José Carlos Fonseca, supervisor da Receita Federal, declarou que é um momento de transição e que as informações enviadas podem não estar totalmente corretas. “Estamos passando por um processo de depuração dos dados. É fundamental que o contribuinte verifique a procedência das informações recebidas, pois valores incorretos poderão gerar a necessidade de retificações,” comentou Fonseca, enfatizando a responsabilidade do cidadão em conferir os números antes da transmissão da declaração.

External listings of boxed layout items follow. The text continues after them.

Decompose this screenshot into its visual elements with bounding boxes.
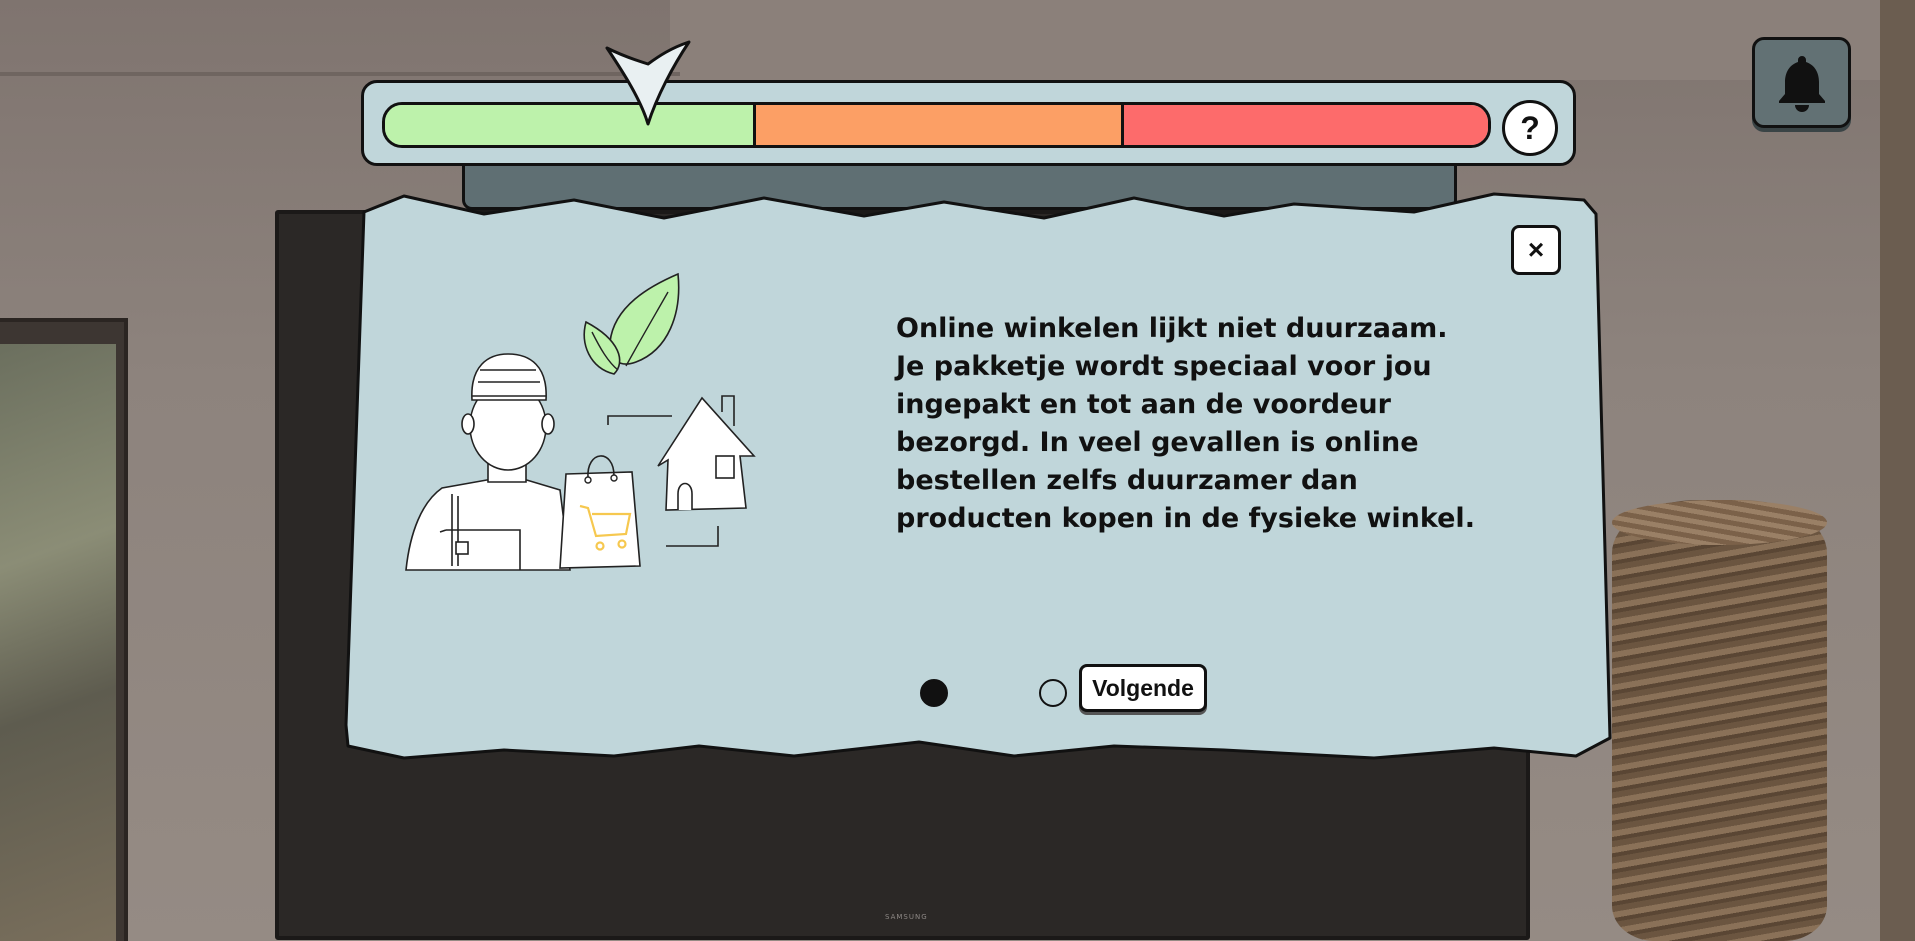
delivery-worker-icon (405, 353, 571, 571)
wall-painting (0, 344, 116, 941)
wall-trim (0, 72, 680, 76)
meter-segment-orange (753, 105, 1121, 145)
bell-icon (1778, 55, 1825, 112)
wall-edge (1880, 0, 1915, 941)
meter-track (382, 102, 1491, 148)
dialog-message: Online winkelen lijkt niet duurzaam. Je … (896, 313, 1475, 534)
meter-segment-green (385, 105, 754, 145)
close-button[interactable]: × (1511, 225, 1561, 275)
wall-panel (670, 0, 1915, 80)
shopping-bag-icon (559, 455, 641, 569)
tv-brand-logo: SAMSUNG (885, 913, 928, 921)
house-icon (657, 395, 756, 511)
pagination-dot-2[interactable] (1039, 679, 1067, 707)
pagination-dot-1[interactable] (920, 679, 948, 707)
meter-segment-red (1120, 105, 1488, 145)
notification-bell-button[interactable] (1752, 37, 1851, 128)
wall-picture-frame (0, 318, 128, 941)
meter-pointer-icon (605, 40, 691, 126)
leaf-icon (583, 272, 680, 375)
next-button[interactable]: Volgende (1079, 664, 1207, 712)
help-button[interactable]: ? (1502, 100, 1558, 156)
wicker-vase (1612, 500, 1827, 941)
online-shopping-illustration (405, 272, 756, 571)
wicker-vase-rim (1612, 500, 1827, 545)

Neste ano, a Receita Federal espera receber cerca de 44 milhões de declarações, com uma expectativa de que 60% delas sejam preenchidas de forma pré-preenchida. Essa funcionalidade serve como um rascunho prático, já que pré-preenche diversas informações, mas traz também novos desafios.
As novidades incluem dados contidos nos Documentos de Arrecadação Fiscal (DARFs) pagos no ano anterior, além de informações sobre retenções na fonte de aplicações em renda variável, abrangendo também contribuições de plataformas como a Revar, que auxilia na apuração de impostos de investimentos em ações. Entretanto, a precisão desses dados é crucial, pois qualquer inconsistência pode levar o contribuinte a enfrentar multas e complicações.
Erros comuns relatados pelos usuários incluem falhas nos valores de ajudas e auxílios oferecidos pelas empresas, bem como discrepâncias nas despesas de saúde, que agora são registradas na Receita Saúde. Saldos de contas bancárias podem aparecer zerados, e dados sobre dependentes e investimentos precisam ser constantemente atualizados. Charles Gularte, sócio do escritório de contabilidade Contabilizei, alerta que a responsabilidade pelas inconsistências recai sobre os contribuintes, que devem confiar nas informações disponíveis nos relatórios de rendimentos.
Além disso, certos dados podem não estar disponíveis na declaração pré-preenchida, como ganhos de capital na compra e venda de bens, despesas dedutíveis não registradas automaticamente e rendimentos de dependentes não informados, exigindo que o contribuinte preencha essas informações manualmente.
Para acessar a declaração pré-preenchida, é necessário utilizar o portal Meu Imposto de Renda ou baixar o programa da Receita Federal. Contudo, é preciso ter uma conta “ouro” ou “prata” no Gov.br para liberar os dados necessários. Portanto, os contribuintes devem se manter vigilantes na conferência de suas informações e sempre estar atentos a possíveis erros, para evitar problemas futuros com a Receita.